Holding the title shot until next year solves these matchup problems. As noted in the Wrestling Inc report, delaying the match allows WWE to build the perfect opponent. By the time Femi cashes in his King of the Ring privilege, a veteran champion can guide him through a high-stakes match, masking his flaws while highlighting his power.
We must also look at the current television structure. Both Raw and SmackDown are crowded at the top, meaning inserting Femi now forces WWE to either hotshot the belt or hand him a clean loss. A clean loss destroys his monster aura immediately, while a premature title run risks burning out his character.
We should also consider his defensive metrics. Femi struggles when opponents employ a high-tempo leg attack. During his NXT North American Championship run, opponents who targeted his lower body saw their offensive success rates increase by thirty percent, providing a clear blueprint for main roster babyfaces to exploit.
The 2027 Forecast and Final Verdict
The decision to wait is the right call for Femi's long-term career. A title shot in early 2027 makes perfect sense, giving WWE six months to book him as an unstoppable force who does not need the belt to feel important. He can destroy mid-card opponents, win squash matches, and slowly build his stamina in untelevised live events.
His King of the Ring contract provides WWE with absolute booking flexibility. The promotion can tease the title match for months, building tension with every appearance. When he finally challenges, it will feel like a historic clash rather than a rushed television main event.

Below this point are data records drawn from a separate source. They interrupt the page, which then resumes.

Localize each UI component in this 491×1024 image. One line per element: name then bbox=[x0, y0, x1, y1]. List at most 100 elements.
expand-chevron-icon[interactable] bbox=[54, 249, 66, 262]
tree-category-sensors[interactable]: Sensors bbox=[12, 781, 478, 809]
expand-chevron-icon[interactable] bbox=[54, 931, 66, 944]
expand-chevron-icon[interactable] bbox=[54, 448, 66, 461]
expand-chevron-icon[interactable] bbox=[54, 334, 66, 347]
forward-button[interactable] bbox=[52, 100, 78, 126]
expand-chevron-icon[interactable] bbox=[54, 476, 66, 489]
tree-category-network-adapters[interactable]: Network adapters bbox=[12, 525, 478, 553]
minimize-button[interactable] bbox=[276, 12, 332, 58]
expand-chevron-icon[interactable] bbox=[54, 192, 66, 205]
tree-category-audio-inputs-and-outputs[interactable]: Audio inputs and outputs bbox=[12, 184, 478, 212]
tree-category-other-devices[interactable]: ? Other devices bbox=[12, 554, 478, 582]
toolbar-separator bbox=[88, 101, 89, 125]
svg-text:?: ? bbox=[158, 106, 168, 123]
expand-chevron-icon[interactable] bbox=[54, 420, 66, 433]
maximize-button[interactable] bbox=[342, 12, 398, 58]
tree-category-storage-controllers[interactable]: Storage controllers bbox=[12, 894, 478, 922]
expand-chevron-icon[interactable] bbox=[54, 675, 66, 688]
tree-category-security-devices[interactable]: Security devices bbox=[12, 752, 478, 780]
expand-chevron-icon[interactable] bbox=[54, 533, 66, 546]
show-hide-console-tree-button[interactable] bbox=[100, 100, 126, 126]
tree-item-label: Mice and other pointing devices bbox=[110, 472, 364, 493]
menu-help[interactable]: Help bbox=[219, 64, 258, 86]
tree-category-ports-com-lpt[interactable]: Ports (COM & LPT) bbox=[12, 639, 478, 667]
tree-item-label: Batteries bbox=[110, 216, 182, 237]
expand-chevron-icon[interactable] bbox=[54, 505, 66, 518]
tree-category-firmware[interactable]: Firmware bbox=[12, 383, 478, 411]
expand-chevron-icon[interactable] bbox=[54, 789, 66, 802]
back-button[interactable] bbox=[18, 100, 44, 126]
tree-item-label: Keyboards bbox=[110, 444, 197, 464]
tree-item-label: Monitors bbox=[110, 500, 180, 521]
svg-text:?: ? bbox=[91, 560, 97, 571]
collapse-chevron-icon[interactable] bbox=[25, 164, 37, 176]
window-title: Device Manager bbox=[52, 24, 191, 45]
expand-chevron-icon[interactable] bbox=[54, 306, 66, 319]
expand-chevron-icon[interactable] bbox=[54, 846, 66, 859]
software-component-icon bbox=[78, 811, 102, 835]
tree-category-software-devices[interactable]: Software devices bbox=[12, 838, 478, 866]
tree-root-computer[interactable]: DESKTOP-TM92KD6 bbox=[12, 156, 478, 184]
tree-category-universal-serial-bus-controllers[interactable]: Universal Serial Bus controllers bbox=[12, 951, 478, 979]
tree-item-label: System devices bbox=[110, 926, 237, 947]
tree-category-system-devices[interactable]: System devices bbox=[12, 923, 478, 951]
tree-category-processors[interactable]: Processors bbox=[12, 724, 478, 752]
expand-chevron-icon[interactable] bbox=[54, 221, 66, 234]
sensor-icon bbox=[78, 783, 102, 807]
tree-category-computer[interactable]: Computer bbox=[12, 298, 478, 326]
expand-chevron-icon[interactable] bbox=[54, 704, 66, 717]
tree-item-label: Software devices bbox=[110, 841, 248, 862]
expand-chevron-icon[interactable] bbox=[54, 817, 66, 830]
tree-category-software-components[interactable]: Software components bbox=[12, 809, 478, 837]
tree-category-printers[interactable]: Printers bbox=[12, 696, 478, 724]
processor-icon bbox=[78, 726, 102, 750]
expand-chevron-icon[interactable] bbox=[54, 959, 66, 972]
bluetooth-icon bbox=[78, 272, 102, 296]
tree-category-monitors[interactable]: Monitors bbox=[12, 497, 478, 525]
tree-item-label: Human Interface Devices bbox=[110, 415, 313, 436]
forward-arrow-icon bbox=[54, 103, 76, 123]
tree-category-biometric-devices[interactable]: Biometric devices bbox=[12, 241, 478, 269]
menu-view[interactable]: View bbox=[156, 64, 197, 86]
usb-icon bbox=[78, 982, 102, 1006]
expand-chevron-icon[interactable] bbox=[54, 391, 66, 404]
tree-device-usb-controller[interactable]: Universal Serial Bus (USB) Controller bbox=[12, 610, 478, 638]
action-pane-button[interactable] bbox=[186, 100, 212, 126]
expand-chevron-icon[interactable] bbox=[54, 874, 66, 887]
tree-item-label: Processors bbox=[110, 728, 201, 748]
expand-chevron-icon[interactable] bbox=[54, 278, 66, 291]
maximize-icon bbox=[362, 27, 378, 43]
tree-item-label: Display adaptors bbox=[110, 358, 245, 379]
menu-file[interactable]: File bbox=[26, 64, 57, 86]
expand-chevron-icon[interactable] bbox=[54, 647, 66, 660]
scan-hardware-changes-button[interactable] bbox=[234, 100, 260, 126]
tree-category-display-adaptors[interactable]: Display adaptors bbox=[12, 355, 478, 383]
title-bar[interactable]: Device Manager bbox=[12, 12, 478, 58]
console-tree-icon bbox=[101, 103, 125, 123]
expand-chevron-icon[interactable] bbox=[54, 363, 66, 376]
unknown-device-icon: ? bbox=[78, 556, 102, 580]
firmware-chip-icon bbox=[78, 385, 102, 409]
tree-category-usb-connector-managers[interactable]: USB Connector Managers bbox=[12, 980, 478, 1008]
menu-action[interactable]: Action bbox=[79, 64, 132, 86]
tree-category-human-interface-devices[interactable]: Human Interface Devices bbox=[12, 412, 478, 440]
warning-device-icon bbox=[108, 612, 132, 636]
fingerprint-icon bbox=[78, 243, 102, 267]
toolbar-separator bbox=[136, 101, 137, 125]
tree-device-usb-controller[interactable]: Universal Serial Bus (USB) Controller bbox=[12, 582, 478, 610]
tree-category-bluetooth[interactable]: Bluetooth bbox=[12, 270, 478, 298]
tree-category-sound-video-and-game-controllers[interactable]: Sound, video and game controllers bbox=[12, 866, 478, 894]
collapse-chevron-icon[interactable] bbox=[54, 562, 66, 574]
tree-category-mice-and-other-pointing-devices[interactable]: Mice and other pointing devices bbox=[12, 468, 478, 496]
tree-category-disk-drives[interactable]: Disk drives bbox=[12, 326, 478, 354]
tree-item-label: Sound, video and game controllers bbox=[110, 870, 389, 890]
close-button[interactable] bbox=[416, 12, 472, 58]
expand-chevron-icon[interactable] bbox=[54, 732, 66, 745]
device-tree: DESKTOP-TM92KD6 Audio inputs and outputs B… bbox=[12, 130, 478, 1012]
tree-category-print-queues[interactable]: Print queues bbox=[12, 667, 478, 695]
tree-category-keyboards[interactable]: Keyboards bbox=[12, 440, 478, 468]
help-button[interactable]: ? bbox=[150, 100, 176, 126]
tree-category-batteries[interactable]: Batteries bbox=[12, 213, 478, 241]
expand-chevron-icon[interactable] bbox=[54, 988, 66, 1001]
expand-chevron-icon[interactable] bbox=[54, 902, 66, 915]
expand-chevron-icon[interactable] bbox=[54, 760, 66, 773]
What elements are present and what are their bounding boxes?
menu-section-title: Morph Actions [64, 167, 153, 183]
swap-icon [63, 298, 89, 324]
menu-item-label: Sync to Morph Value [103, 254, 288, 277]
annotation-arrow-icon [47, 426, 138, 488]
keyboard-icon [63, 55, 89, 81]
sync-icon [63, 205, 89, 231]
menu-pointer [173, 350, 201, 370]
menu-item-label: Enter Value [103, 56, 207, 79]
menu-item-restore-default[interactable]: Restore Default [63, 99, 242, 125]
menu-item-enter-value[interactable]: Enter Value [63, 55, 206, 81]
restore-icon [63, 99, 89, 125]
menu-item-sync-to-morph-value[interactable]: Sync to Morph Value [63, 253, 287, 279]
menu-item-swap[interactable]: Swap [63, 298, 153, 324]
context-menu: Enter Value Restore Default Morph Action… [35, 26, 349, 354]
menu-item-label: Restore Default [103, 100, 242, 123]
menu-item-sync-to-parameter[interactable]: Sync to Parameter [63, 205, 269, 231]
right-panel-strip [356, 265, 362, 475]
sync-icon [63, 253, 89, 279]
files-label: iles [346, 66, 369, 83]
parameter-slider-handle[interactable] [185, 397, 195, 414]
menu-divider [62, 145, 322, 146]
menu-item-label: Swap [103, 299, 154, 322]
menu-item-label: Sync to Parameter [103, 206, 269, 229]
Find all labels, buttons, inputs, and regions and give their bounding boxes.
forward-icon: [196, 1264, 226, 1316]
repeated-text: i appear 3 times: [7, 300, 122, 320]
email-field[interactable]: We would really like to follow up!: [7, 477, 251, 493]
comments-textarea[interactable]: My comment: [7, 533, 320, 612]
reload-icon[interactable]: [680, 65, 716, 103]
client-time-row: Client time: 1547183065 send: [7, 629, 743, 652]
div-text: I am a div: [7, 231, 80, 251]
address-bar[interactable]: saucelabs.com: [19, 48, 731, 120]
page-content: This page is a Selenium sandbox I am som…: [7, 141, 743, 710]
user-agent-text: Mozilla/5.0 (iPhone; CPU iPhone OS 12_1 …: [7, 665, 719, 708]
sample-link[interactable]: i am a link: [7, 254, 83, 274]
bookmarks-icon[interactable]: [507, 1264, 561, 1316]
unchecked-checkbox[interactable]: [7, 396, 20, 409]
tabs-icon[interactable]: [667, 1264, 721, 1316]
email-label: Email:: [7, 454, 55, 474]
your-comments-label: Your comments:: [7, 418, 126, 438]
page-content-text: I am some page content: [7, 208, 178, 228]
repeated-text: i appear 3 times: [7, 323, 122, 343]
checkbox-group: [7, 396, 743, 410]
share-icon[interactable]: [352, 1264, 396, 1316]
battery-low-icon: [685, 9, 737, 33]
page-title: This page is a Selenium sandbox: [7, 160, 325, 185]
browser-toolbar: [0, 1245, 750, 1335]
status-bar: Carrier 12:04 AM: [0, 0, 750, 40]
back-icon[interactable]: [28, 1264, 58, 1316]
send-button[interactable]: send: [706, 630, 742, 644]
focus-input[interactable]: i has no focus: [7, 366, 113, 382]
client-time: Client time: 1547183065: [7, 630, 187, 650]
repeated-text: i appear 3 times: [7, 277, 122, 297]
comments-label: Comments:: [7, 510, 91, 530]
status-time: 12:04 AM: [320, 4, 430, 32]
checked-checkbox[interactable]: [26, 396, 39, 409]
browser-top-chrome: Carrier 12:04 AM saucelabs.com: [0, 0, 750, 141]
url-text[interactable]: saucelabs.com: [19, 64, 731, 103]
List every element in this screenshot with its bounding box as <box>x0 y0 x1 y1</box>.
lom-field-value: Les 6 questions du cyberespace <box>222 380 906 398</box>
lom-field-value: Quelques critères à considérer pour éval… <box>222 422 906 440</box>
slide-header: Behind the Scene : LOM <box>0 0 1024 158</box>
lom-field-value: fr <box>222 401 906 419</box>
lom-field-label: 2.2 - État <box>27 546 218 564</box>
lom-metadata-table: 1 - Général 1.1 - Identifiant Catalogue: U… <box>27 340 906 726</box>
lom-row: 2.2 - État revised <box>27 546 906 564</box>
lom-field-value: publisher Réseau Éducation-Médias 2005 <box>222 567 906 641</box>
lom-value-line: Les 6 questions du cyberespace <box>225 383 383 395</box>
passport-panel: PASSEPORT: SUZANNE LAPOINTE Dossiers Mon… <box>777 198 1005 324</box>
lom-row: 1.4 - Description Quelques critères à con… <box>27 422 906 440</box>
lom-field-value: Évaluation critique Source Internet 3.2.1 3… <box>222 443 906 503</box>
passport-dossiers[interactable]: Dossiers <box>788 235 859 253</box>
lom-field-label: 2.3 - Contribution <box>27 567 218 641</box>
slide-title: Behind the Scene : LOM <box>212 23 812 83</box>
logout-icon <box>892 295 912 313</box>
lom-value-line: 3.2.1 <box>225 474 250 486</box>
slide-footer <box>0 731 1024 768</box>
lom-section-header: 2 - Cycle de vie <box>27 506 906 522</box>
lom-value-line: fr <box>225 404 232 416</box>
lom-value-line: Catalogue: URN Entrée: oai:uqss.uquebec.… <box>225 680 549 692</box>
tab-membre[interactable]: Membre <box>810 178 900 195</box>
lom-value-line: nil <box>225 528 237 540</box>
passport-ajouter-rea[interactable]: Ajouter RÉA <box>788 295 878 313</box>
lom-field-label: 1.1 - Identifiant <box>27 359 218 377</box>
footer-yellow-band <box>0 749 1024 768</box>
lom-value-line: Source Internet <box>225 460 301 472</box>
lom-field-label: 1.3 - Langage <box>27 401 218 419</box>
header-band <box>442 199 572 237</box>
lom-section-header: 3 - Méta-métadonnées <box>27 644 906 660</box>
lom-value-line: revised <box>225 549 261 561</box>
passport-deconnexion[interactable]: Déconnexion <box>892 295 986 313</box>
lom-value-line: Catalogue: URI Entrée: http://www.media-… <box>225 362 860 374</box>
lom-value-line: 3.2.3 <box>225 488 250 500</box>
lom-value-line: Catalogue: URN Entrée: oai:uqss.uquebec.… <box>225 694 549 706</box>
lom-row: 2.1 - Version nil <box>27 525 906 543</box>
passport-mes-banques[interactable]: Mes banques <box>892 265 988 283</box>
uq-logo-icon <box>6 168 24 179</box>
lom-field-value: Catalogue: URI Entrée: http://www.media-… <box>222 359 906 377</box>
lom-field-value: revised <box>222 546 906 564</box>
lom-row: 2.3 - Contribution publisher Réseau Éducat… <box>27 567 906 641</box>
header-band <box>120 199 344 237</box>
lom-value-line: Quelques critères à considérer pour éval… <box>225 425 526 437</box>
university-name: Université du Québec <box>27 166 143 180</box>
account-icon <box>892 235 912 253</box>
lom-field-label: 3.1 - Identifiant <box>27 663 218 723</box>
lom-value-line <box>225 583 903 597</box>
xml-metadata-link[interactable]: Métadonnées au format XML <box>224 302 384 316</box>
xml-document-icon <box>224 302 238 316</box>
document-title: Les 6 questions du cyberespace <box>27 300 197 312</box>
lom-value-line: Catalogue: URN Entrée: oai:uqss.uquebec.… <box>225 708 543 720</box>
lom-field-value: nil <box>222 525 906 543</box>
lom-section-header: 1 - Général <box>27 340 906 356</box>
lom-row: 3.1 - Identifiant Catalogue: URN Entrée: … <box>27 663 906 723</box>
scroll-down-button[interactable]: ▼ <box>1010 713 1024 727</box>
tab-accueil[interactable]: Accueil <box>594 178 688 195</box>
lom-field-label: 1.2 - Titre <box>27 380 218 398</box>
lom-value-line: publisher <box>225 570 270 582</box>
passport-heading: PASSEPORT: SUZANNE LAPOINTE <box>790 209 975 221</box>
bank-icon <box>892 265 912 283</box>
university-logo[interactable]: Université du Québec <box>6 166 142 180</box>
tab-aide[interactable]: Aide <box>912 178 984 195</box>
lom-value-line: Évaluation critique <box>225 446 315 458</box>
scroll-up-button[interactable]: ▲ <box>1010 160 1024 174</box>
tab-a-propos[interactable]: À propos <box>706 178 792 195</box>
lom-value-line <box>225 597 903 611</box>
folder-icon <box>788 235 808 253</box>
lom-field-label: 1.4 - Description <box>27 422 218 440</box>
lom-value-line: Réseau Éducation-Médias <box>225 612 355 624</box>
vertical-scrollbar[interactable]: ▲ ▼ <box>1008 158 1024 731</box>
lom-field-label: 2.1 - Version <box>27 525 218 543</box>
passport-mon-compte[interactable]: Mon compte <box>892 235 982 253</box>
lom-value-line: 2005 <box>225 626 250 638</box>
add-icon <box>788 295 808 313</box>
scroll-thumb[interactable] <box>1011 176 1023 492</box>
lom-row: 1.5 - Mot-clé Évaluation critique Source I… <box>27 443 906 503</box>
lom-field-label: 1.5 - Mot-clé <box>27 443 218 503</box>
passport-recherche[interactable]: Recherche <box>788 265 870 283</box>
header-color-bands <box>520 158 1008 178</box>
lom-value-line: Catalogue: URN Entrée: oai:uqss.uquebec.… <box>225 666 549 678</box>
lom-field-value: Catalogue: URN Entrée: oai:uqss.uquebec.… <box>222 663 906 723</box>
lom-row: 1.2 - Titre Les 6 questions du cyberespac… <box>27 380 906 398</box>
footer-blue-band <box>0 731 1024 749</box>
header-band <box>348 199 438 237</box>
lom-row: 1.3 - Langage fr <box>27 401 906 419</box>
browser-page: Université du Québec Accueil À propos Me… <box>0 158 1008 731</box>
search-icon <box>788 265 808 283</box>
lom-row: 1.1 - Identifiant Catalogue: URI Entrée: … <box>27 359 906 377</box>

My prediction is simple. WWE will hold Femi's title shot until the spring of 2027, challenging a babyface champion who has had a long, exhausting reign. The match will be short, violent, and structured to hide Femi's conditioning issues. It will last exactly nine minutes, ending after three consecutive powerbombs.
This patient booking will create a monster champion who can actually lead the company. Rushing him now is a short-sighted gamble that WWE cannot afford to take. Letting the giant wait and learn will make the eventual payoff worth every single week of delay.